My original comment about using rudimentary character-at-a-time protocols to
communicate between machines was intended to refer to the original "C"
command in the IMPs' debugger which allowed one to "Crosspatch" to another
specified host or pseudo-host.  There was a pseudo host machine which ran
the control TTY on each IMP.  By crosspatching to that pseudo-host, one was
able to type characters on one machine's TTY bundled into  a one-character
packet and print on the remote machine's TTY.  Similarly, characters typed
on the remote machine's TTY were built into one-character packets and sent
to your TTY where they would print.  The only protocols to prevent
interspersing characters in the two directions were the human protocols such
as those discussed on this thread.

A number of us used this mechanism in software on host machines.  These
packages would take the characters coming in from a remote host or
pseudo-host and put  them into what on the PDP-10 was called a Pseudo
Teletype, or PTY, where the OS would deal with them just as if they were
typed on an actual TTY connected to the host machine.  Characters coming
back over the PTY were bundled into packets and sent back to the host or
pseudo-host that had sent in the packets.
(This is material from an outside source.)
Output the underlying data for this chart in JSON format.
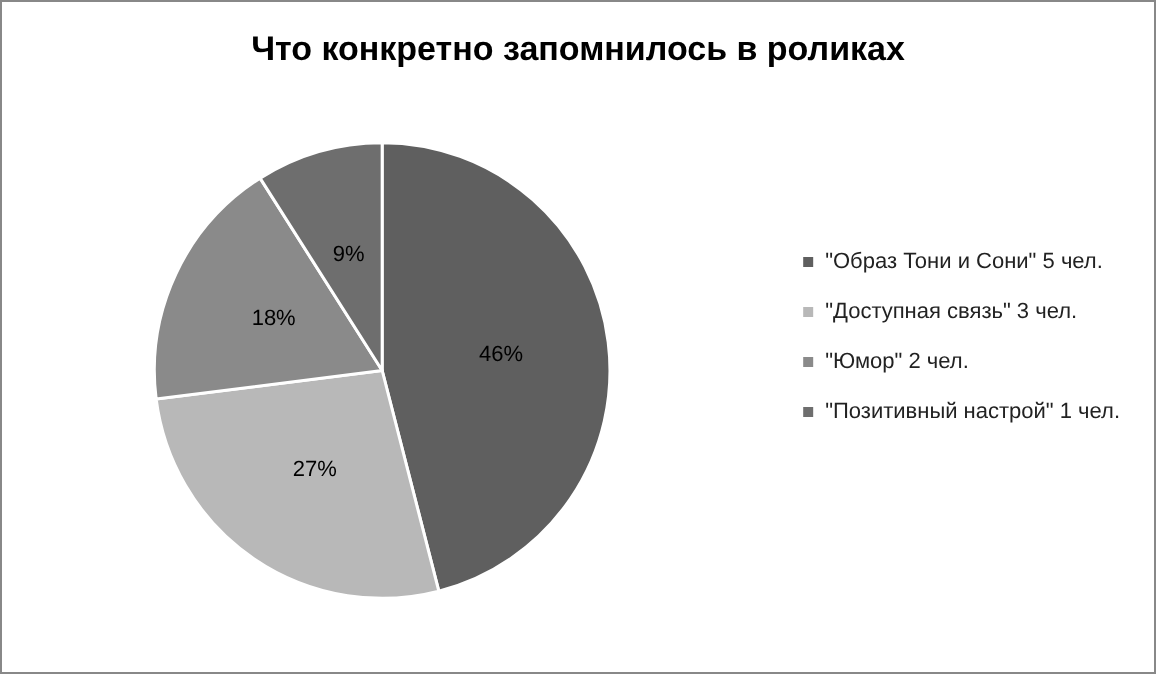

Never worried about trivia such as flow control and error control; when
typing on a 110 bit per second TTY and sending it down an almost-empty 50 kb
circuit, congestion wasn't much of a concern.  And the design philosophy
behind the IMPs at the time was that the network was "as reliable as the
accumulator" -- you didn't write your software to worry about what happened
if the accumulator dropped bits, nor to worry about what happened if the
network dropped bits.  I didn't worry about what would happen if more than
one user were to try to use this rudimentary kludge at the same time.